Swept Over: Ghosts of the Lower Falls
Excerpted from Spooky Yellowstone
Retold by S.E. Schlosser
Today the water drums of the Lower Falls in Yellowstone National Park beat strongly, just as they did back in 1870 when the story which became a legend first took place. In those days, a group of five militia men and their Crow guide who decided to explore the little known Canyon of the Yellowstone. The explorers penetrate deep into the canyon region, keeping an eye out for signs of gold while they explored.
On the morning of April 2, the expedition paused in the foothills to sink a hole into a likely spot, having seen promising signs of ore. When their Crow guide told them there was a small band of Native Americans he identified as Sheep Eaters were camped four miles upstream, they were not unduly distressed. They had plenty of advanced weaponry among them, enough to take on a small native band if it decided to attack.
That night, the Native American tribesmen ran off with the explorer’s pack horses. When the theft was discovered at daylight, the white men pursued the thieves into the precipitous mountains. The tribesmen had a four-hour head start on the explorers, but the white men were fewer in number and gained rapidly on their quarry.

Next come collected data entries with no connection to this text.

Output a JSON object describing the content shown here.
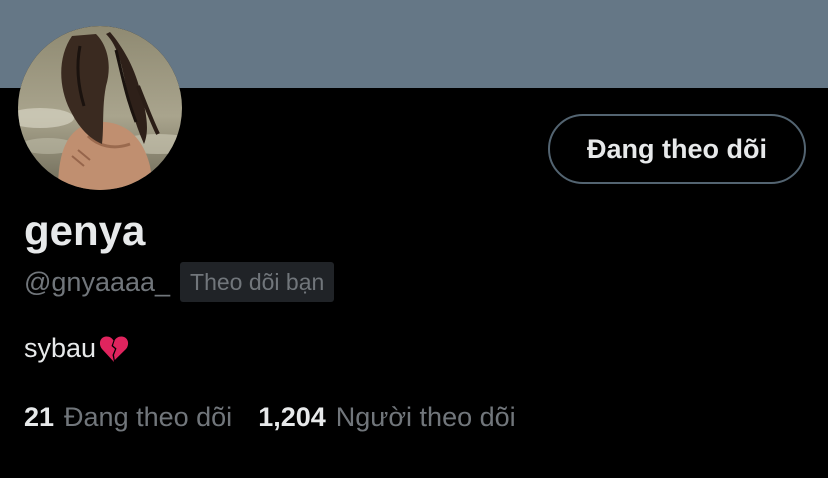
{
  "profile": {
    "display_name": "genya",
    "handle": "@gnyaaaa_",
    "follows_you_badge": "Theo dõi bạn",
    "bio": "sybau",
    "bio_emoji": "broken-heart-icon"
  },
  "actions": {
    "follow_button_label": "Đang theo dõi"
  },
  "stats": {
    "following_count": "21",
    "following_label": "Đang theo dõi",
    "followers_count": "1,204",
    "followers_label": "Người theo dõi"
  },
  "colors": {
    "background": "#000000",
    "banner": "#657786",
    "primary_text": "#e7e9ea",
    "secondary_text": "#71767b",
    "badge_bg": "#202327",
    "button_border": "#536471",
    "emoji_red": "#e0245e"
  }
}
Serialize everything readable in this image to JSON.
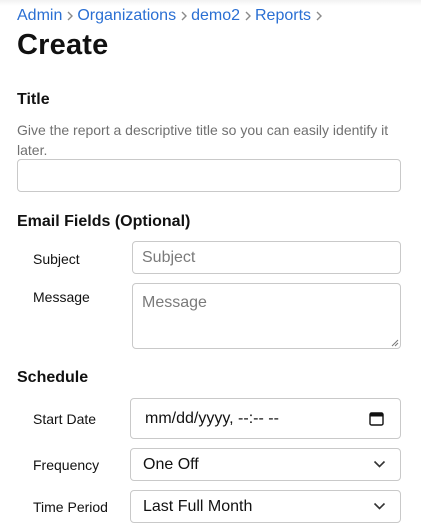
{
  "breadcrumb": [
    {
      "label": "Admin"
    },
    {
      "label": "Organizations"
    },
    {
      "label": "demo2"
    },
    {
      "label": "Reports"
    }
  ],
  "page": {
    "title": "Create"
  },
  "title_section": {
    "heading": "Title",
    "help": "Give the report a descriptive title so you can easily identify it later.",
    "value": ""
  },
  "email_section": {
    "heading": "Email Fields (Optional)",
    "subject_label": "Subject",
    "subject_placeholder": "Subject",
    "message_label": "Message",
    "message_placeholder": "Message"
  },
  "schedule_section": {
    "heading": "Schedule",
    "start_date_label": "Start Date",
    "start_date_value": "mm/dd/yyyy, --:-- --",
    "frequency_label": "Frequency",
    "frequency_value": "One Off",
    "time_period_label": "Time Period",
    "time_period_value": "Last Full Month"
  },
  "colors": {
    "link": "#2a6fd3",
    "border": "#c9c9c9",
    "muted": "#707070"
  },
  "icons": {
    "separator": "chevron-right-icon",
    "select": "chevron-down-icon",
    "date": "calendar-icon"
  }
}
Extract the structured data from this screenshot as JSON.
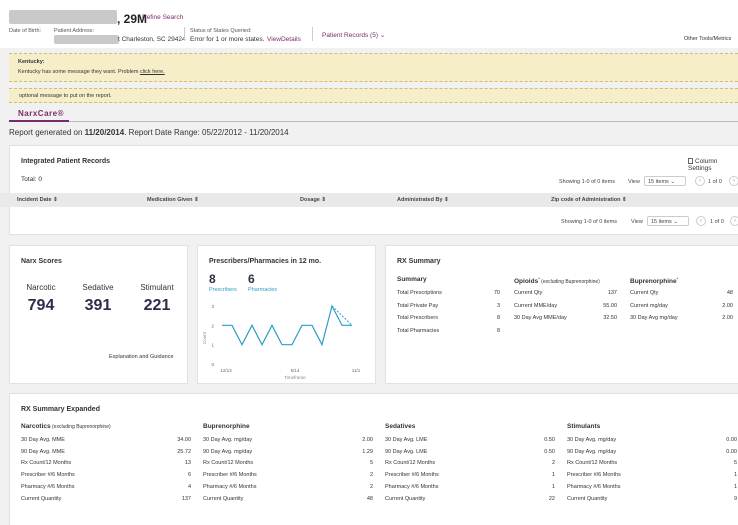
{
  "header": {
    "age_sex": ", 29M",
    "refine_search": "Refine Search",
    "dob_label": "Date of Birth:",
    "address_label": "Patient Address:",
    "address_value": "t Charleston, SC 29424",
    "status_label": "Status of States Queried:",
    "status_value": "Error for 1 or more states.",
    "view_details": "ViewDetails",
    "patient_records": "Patient Records (5)",
    "other_tools": "Other Tools/Metrics"
  },
  "banners": {
    "state_title": "Kentucky:",
    "state_message": "Kentucky has some message they want. Problem ",
    "state_link": "click here.",
    "optional_message": "optional message to put on the report."
  },
  "narxcare": {
    "tab_label": "NarxCare®",
    "report_prefix": "Report generated on ",
    "report_date": "11/20/2014",
    "report_range": ". Report Date Range: 05/22/2012 - 11/20/2014"
  },
  "integrated": {
    "title": "Integrated Patient Records",
    "column_settings": "Column Settings",
    "total": "Total: 0",
    "showing": "Showing 1-0 of 0 items",
    "view": "View",
    "per_page": "15 items",
    "page": "1 of 0",
    "columns": [
      "Incident Date",
      "Medication Given",
      "Dosage",
      "Administrated By",
      "Zip code of Administration"
    ]
  },
  "narx_scores": {
    "title": "Narx Scores",
    "scores": [
      {
        "label": "Narcotic",
        "value": "794"
      },
      {
        "label": "Sedative",
        "value": "391"
      },
      {
        "label": "Stimulant",
        "value": "221"
      }
    ],
    "link": "Explanation and Guidance"
  },
  "prescribers": {
    "title": "Prescribers/Pharmacies in 12 mo.",
    "prescribers_count": "8",
    "prescribers_label": "Prescribers",
    "pharmacies_count": "6",
    "pharmacies_label": "Pharmacies",
    "chart_data": {
      "type": "line",
      "ylabel": "Count",
      "xlabel": "Timeframe",
      "yticks": [
        "3",
        "2",
        "1",
        "0"
      ],
      "xticks": [
        "12/13",
        "5/14",
        "11/1"
      ],
      "ylim": [
        0,
        3
      ],
      "series": [
        {
          "values": [
            2,
            2,
            1,
            2,
            1,
            2,
            1,
            1,
            2,
            2,
            1,
            3,
            2,
            2
          ],
          "color": "#2a9fc7",
          "style": "solid"
        },
        {
          "values": [
            3,
            2
          ],
          "color": "#2a9fc7",
          "style": "dashed",
          "offset": 11
        }
      ],
      "colors": {
        "line": "#2a9fc7"
      }
    }
  },
  "rx_summary": {
    "title": "RX Summary",
    "summary": {
      "heading": "Summary",
      "rows": [
        {
          "label": "Total Prescriptions",
          "value": "70"
        },
        {
          "label": "Total Private Pay",
          "value": "3"
        },
        {
          "label": "Total Prescribers",
          "value": "8"
        },
        {
          "label": "Total Pharmacies",
          "value": "8"
        }
      ]
    },
    "opioids": {
      "heading": "Opioids",
      "sup": "*",
      "note": " (excluding Buprenorphine)",
      "rows": [
        {
          "label": "Current Qty",
          "value": "137"
        },
        {
          "label": "Current MME/day",
          "value": "55.00"
        },
        {
          "label": "30 Day Avg MME/day",
          "value": "32.50"
        }
      ]
    },
    "bup": {
      "heading": "Buprenorphine",
      "sup": "*",
      "rows": [
        {
          "label": "Current Qty",
          "value": "48"
        },
        {
          "label": "Current mg/day",
          "value": "2.00"
        },
        {
          "label": "30 Day Avg mg/day",
          "value": "2.00"
        }
      ]
    }
  },
  "rx_expanded": {
    "title": "RX Summary Expanded",
    "groups": [
      {
        "heading": "Narcotics",
        "note": " (excluding Buprenorphine)",
        "rows": [
          {
            "label": "30 Day Avg. MME",
            "value": "34.00"
          },
          {
            "label": "90 Day Avg. MME",
            "value": "25.72"
          },
          {
            "label": "Rx Count/12 Months",
            "value": "13"
          },
          {
            "label": "Prescriber #/6 Months",
            "value": "6"
          },
          {
            "label": "Pharmacy #/6 Months",
            "value": "4"
          },
          {
            "label": "Current Quantity",
            "value": "137"
          }
        ]
      },
      {
        "heading": "Buprenorphine",
        "note": "",
        "rows": [
          {
            "label": "30 Day Avg. mg/day",
            "value": "2.00"
          },
          {
            "label": "90 Day Avg. mg/day",
            "value": "1.29"
          },
          {
            "label": "Rx Count/12 Months",
            "value": "5"
          },
          {
            "label": "Prescriber #/6 Months",
            "value": "2"
          },
          {
            "label": "Pharmacy #/6 Months",
            "value": "2"
          },
          {
            "label": "Current Quantity",
            "value": "48"
          }
        ]
      },
      {
        "heading": "Sedatives",
        "note": "",
        "rows": [
          {
            "label": "30 Day Avg. LME",
            "value": "0.50"
          },
          {
            "label": "90 Day Avg. LME",
            "value": "0.50"
          },
          {
            "label": "Rx Count/12 Months",
            "value": "2"
          },
          {
            "label": "Prescriber #/6 Months",
            "value": "1"
          },
          {
            "label": "Pharmacy #/6 Months",
            "value": "1"
          },
          {
            "label": "Current Quantity",
            "value": "22"
          }
        ]
      },
      {
        "heading": "Stimulants",
        "note": "",
        "rows": [
          {
            "label": "30 Day Avg. mg/day",
            "value": "0.00"
          },
          {
            "label": "90 Day Avg. mg/day",
            "value": "0.00"
          },
          {
            "label": "Rx Count/12 Months",
            "value": "5"
          },
          {
            "label": "Prescriber #/6 Months",
            "value": "1"
          },
          {
            "label": "Pharmacy #/6 Months",
            "value": "1"
          },
          {
            "label": "Current Quantity",
            "value": "9"
          }
        ]
      }
    ]
  },
  "colors": {
    "accent": "#7a2b6b",
    "score": "#2d2d4a",
    "chart_line": "#2a9fc7",
    "banner": "#f5eec8"
  }
}
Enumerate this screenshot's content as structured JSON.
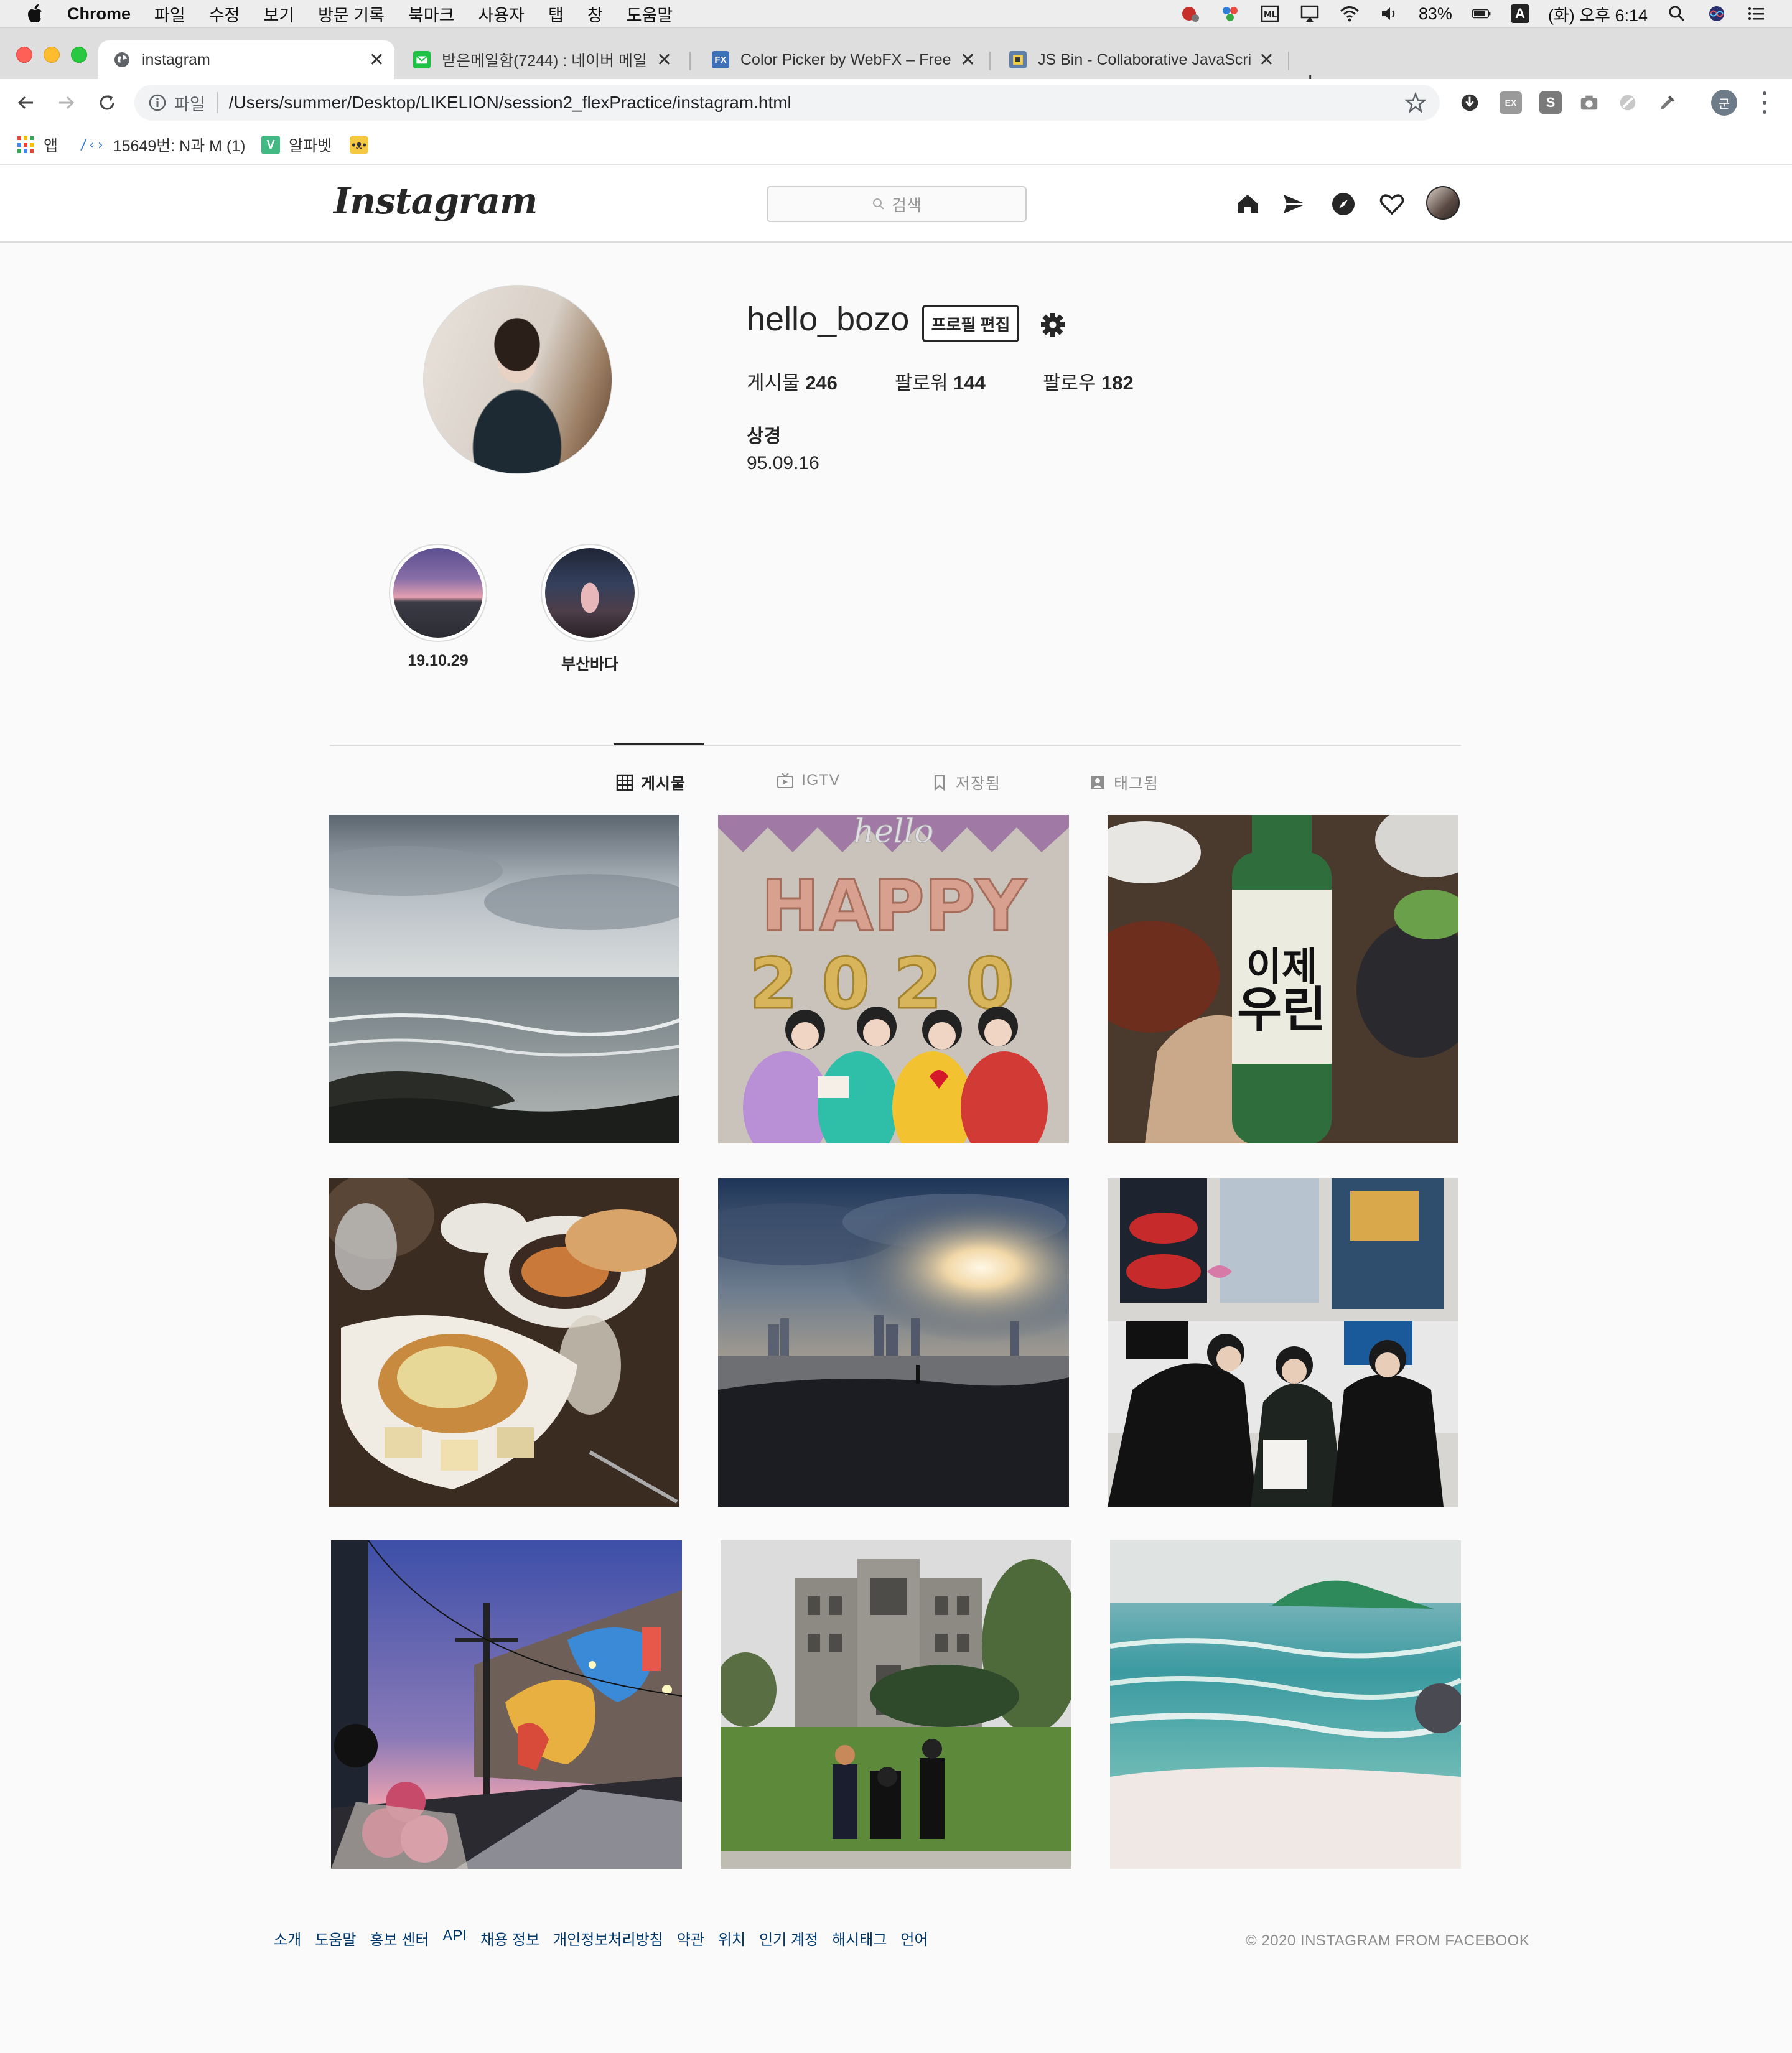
{
  "menubar": {
    "app": "Chrome",
    "menus": [
      "파일",
      "수정",
      "보기",
      "방문 기록",
      "북마크",
      "사용자",
      "탭",
      "창",
      "도움말"
    ],
    "battery": "83%",
    "input_source": "A",
    "clock": "(화) 오후 6:14"
  },
  "tabs": [
    {
      "title": "instagram",
      "icon": "globe-icon",
      "active": true
    },
    {
      "title": "받은메일함(7244) : 네이버 메일",
      "icon": "naver-mail-icon",
      "active": false
    },
    {
      "title": "Color Picker by WebFX – Free I",
      "icon": "webfx-icon",
      "active": false
    },
    {
      "title": "JS Bin - Collaborative JavaScri",
      "icon": "jsbin-icon",
      "active": false
    }
  ],
  "toolbar": {
    "scheme": "파일",
    "url": "/Users/summer/Desktop/LIKELION/session2_flexPractice/instagram.html",
    "profile_initial": "군"
  },
  "bookmarks": [
    {
      "label": "앱",
      "icon": "apps-grid-icon"
    },
    {
      "label": "15649번: N과 M (1)",
      "icon": "code-icon"
    },
    {
      "label": "알파벳",
      "icon": "v-icon"
    },
    {
      "label": "",
      "icon": "cat-face-icon"
    }
  ],
  "instagram": {
    "logo": "Instagram",
    "search_placeholder": "검색",
    "profile": {
      "username": "hello_bozo",
      "edit_label": "프로필 편집",
      "stats": [
        {
          "label": "게시물",
          "value": "246"
        },
        {
          "label": "팔로워",
          "value": "144"
        },
        {
          "label": "팔로우",
          "value": "182"
        }
      ],
      "name": "상경",
      "bio": "95.09.16"
    },
    "highlights": [
      {
        "label": "19.10.29"
      },
      {
        "label": "부산바다"
      }
    ],
    "profile_tabs": [
      {
        "label": "게시물",
        "icon": "grid-icon",
        "active": true
      },
      {
        "label": "IGTV",
        "icon": "igtv-icon",
        "active": false
      },
      {
        "label": "저장됨",
        "icon": "bookmark-icon",
        "active": false
      },
      {
        "label": "태그됨",
        "icon": "tagged-icon",
        "active": false
      }
    ],
    "posts": [
      {
        "subject": "cloudy beach with rocks"
      },
      {
        "subject": "HAPPY 2020 balloons with friends"
      },
      {
        "subject": "soju bottle 이제 우린"
      },
      {
        "subject": "brunch dishes with wine glasses"
      },
      {
        "subject": "sunset over city skyline by sea"
      },
      {
        "subject": "friends posing at exhibition"
      },
      {
        "subject": "street mural at dusk with flowers"
      },
      {
        "subject": "university building with three people"
      },
      {
        "subject": "painting of sea and island"
      }
    ],
    "footer": {
      "links": [
        "소개",
        "도움말",
        "홍보 센터",
        "API",
        "채용 정보",
        "개인정보처리방침",
        "약관",
        "위치",
        "인기 계정",
        "해시태그",
        "언어"
      ],
      "copyright": "© 2020 INSTAGRAM FROM FACEBOOK"
    }
  },
  "colors": {
    "ig_text": "#262626",
    "ig_border": "#dbdbdb",
    "ig_link": "#00376b",
    "page_bg": "#fafafa"
  }
}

After three hours of hard riding, the explorers came suddenly upon the tribe. They were crossing the river just above the Lower Falls aboard a hastily constructed raft of driftwood held together with thongs made of buckskin and buffalo robes. A circle of men sat with their weapons at the center of the unwieldy raft while the women paddled desperately for the opposite shore with wide pieces of bark. The stolen pack horses were swimming beside the raft, which was swept precariously downstream in spite of the rowers’ best efforts.
The watching explorers realized that the river current was too strong for the unwieldy craft. The paddlers were fighting a losing battle to reach the opposite bank. The horses had a better chance of success. Four of them were already climbing the bank on the far shore. Beside the explorers, the Crow guide calmly raised his rifle and fired at the retreating band. One of the braves gave a yell of pain, and an explorer cried, “For God’s sake, boys, don’t murder them—they are bound to go over the falls!”
At that moment, the raft was caught in an eddy and sank an inch or two below the surface so that the men and women aboard her appeared to be sitting on top of the river like water spirits or the ancient gods. It was an eerie sight. The spell was broken when a brave fired an arrow through the arm of the Crow guide. With an angry yelp, the Crow guide fired again into their midst, wounding a second warrior. The explorers had to tie up their guide to prevent him from shooting more members of the doomed band.
The raft moved swiftly toward the edge, carrying the wailing women and the unmoving braves, who began chanting a soft death-song. The warriors gazed calmly toward the lip of the falls, where the water disappeared so abruptly with a roar like thunder. Their courage in the face of sure death silenced the watching explorers. One by one, the white men raised their hats in salute to the brave warriors below as the raft, still intact, sailed out over the lip of the falls and disappeared into the roaring white foam with its human cargo.In that heart-wrenching moment, two large eagles flew over the roaring mouth of the precipice, screaming their defiance as the water thundered like drums on the jagged rocks far below. It was a fitting tribute to the bravery of the dead tribesmen below. With many backward glances, the white explorers turned their horses away from the river and rode away.
To this day, people who stand on the platform at the brink of the Lower Falls of Yellowstone sometimes hear the voices of the chanting warriors singing their death song. And the river water sometimes flows with a red tinge, like that of blood.